I will give a brief definition here, but if you want the full description, check out the original article.
- Bailout – This was the money designated for and given out to struggling businesses (usually very large businesses) whose closure would negatively impact the economy. Had, for example, an automaker like Ford closed, thousands of people would have been out of a job. However, the financial situation of the business was such that it wasn’t making enough money to support itself or it’s employees. Think about that…businesses that don’t make money (aka a profit) can’t pay their employees and have to shut down. That is the way things are supposed to happen (not that I wish a job loss on anyone, but unfortunately, jobs come and go…luckily, qualified people find new jobs, or start their own businesses and make their own way). Some (myself included) would argue that by using taxpayer dollars to keep these types of businesses functioning, we are all (taxpayers) collectively paying the salaries of these people, and paying for the business to stay afloat.
- On a slightly different (but not too different) topic, the “cash for clunkers” program, which offered a $3500 to $4500 voucher that a consumer could give to a new car dealer and get that amount off of the purchase price of a new car. These vouchers were paid for out of the bailout program, which means that the vouchers were covered with taxpayer dollars. That means that if your neighbor got a new car with the “cash for clunkers” program, you are providing some of the money to cover their discount…i.e., you paid for part of their new car.
- Consumer Confidence – This is a gauge of how the average consumer feels about the economy (whether or not it is strong and relatively safe, or weak and unsafe) at that time, and what is coming in the future. Unfortunately, if people aren’t informed, their response or confidence in the economy can be misguided. Stay informed!
- Deflation – A decline in prices across the country. While this sounds fantastic, it can cause problems. Prices falling means people are spending less and can lead to more unemployment.

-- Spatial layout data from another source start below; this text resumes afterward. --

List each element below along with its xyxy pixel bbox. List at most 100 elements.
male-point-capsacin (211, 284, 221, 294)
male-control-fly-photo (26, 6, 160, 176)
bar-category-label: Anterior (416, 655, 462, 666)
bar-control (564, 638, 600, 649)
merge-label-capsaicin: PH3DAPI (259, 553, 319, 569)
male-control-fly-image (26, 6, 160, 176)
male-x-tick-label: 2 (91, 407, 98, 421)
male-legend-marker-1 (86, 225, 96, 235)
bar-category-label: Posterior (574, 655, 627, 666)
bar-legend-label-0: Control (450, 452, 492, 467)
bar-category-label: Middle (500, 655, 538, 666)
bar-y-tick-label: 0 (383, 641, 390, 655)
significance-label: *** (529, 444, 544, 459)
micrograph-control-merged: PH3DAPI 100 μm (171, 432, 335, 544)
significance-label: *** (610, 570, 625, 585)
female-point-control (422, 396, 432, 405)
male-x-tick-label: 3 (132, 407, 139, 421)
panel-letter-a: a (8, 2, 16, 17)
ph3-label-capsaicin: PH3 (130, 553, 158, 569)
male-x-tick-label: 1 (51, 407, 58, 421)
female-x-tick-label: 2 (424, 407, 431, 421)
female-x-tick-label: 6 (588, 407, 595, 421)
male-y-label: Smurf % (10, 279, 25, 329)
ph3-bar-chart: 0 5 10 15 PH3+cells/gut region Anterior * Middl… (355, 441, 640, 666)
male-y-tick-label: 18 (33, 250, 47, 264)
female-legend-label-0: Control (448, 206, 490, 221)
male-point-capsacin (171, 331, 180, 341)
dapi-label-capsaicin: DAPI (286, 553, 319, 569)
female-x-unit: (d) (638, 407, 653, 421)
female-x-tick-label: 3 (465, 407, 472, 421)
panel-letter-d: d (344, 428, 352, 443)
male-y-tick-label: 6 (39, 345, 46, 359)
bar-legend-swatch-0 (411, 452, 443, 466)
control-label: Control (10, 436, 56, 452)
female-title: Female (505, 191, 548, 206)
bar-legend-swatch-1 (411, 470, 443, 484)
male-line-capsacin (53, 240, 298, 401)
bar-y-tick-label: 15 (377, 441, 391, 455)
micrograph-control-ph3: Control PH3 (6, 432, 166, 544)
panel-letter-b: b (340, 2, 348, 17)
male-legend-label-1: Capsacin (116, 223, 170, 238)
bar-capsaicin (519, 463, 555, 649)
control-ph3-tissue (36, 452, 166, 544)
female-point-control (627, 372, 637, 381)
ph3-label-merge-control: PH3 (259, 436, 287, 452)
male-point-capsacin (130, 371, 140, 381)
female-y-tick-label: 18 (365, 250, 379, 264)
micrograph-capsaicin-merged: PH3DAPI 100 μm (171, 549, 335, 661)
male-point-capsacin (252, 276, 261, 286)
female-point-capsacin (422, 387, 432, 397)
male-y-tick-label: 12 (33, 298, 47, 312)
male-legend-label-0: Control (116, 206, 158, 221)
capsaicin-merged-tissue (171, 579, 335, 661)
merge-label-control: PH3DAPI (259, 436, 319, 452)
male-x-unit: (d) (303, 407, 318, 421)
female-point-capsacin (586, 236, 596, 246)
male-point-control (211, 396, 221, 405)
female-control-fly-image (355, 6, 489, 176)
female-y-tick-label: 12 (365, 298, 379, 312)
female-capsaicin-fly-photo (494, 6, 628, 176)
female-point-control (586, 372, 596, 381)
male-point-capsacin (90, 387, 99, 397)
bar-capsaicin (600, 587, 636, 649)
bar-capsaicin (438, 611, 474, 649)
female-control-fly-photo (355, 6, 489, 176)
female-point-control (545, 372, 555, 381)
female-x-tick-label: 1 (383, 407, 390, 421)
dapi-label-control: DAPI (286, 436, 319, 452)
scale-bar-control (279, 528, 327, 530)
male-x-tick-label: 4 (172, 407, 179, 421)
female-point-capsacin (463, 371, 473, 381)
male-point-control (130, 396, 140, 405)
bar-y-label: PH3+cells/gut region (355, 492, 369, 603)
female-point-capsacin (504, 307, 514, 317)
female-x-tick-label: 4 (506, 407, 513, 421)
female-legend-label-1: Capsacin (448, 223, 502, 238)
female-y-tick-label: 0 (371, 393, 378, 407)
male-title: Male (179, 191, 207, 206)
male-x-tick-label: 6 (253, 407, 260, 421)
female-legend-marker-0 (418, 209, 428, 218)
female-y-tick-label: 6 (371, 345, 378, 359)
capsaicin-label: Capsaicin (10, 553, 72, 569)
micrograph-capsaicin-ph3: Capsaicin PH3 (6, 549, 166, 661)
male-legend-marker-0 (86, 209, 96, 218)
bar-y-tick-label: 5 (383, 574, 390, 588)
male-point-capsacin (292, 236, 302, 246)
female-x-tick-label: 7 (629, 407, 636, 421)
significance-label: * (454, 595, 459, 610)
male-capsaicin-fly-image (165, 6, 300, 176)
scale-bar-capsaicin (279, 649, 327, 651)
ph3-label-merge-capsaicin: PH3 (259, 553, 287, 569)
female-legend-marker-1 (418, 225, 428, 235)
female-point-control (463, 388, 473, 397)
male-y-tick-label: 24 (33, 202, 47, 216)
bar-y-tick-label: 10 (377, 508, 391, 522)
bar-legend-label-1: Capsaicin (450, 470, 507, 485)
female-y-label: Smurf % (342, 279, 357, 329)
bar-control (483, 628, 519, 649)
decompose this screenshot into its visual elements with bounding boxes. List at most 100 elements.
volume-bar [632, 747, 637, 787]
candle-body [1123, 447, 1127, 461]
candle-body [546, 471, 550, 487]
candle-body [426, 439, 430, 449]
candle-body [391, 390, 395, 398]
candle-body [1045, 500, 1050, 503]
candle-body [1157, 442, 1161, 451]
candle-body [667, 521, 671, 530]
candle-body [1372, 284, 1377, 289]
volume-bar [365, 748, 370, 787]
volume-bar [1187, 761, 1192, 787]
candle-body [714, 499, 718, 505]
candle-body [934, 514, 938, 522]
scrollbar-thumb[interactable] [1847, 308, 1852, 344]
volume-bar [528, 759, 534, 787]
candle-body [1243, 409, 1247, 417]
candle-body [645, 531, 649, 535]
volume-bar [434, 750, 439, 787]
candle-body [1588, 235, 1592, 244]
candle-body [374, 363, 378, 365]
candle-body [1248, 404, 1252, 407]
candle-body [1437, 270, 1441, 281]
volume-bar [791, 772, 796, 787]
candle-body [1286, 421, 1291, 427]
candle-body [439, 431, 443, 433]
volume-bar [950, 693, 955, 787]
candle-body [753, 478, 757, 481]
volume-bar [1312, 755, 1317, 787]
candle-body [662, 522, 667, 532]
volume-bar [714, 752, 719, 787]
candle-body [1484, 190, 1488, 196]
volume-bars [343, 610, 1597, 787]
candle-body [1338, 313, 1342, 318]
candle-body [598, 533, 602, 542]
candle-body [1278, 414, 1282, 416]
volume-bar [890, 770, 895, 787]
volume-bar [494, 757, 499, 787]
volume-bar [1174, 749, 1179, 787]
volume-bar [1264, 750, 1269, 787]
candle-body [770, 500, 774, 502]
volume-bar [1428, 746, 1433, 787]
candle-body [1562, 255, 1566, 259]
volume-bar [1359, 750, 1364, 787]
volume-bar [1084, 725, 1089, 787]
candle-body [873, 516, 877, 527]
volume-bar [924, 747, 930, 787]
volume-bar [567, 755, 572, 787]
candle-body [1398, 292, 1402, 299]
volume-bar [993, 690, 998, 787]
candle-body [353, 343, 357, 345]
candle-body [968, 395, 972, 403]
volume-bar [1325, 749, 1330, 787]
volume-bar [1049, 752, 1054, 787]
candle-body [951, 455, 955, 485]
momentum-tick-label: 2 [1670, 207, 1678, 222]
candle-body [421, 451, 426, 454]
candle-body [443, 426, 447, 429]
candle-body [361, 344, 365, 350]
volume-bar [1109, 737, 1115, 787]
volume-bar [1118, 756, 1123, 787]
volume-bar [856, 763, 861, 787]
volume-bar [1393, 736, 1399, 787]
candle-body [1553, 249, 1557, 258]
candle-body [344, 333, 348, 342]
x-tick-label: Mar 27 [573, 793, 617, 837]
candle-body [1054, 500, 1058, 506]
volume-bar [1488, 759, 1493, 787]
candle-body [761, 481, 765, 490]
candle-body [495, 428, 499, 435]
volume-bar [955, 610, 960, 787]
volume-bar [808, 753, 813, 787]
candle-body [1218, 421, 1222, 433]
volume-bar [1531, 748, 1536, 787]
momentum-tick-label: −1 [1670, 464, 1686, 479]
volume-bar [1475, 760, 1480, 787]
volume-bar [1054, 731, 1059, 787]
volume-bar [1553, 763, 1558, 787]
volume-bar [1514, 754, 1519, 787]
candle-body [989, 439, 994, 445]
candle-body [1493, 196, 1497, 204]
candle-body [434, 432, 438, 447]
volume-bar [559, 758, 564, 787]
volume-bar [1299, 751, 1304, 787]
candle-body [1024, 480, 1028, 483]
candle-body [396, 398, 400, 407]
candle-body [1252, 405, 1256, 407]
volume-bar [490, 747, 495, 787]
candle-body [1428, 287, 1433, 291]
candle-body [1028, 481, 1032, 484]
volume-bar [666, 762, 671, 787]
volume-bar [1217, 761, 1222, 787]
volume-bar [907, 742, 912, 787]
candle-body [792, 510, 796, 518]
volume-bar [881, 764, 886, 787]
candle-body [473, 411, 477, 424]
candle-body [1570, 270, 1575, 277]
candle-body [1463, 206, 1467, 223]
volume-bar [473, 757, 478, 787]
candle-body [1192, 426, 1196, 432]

- Depression – A long recession. It typically includes business and/or bank failures, high unemployment, falling job wages and, in general, economic collapse. A depression lasts significantly longer than a recession, and while a recession can be considered a normal downturn (on occasion) in the economy, a depression is not normal.
- Recession – A generally accepted definition is a decline in economic activity lasting at least two quarters (6 months). As stated above, this can be a normal business cycle, and the recession we are currently in is considered the 11th recession since World War II.
- Stimulus - This is part of the Government’s fiscal policy. Fiscal policy is the use of government spending and revenue collection (i.e. tax collection) to influence the economy. Stimulus, in particular, is a short term government intervention to encourage spending when they economy is weak. An example of this is a tax rebate, like the May 2008 tax rebate, where payments of $300 for singles and $600 for married filing jointly were issued. Some interesting points…people who have “no net tax liability”, which basically means they don’t actually pay taxes, still received this TAX REBATE, and people who made more than $75,000 single ($150,000 married filing jointly) received an adjusted (lower) amount. As the income increased, the rebate gets phased out. So, people who didn’t pay taxes get a tax rebate, and people who pay A LOT more taxes get a reduced tax rebate. Interesting, huh?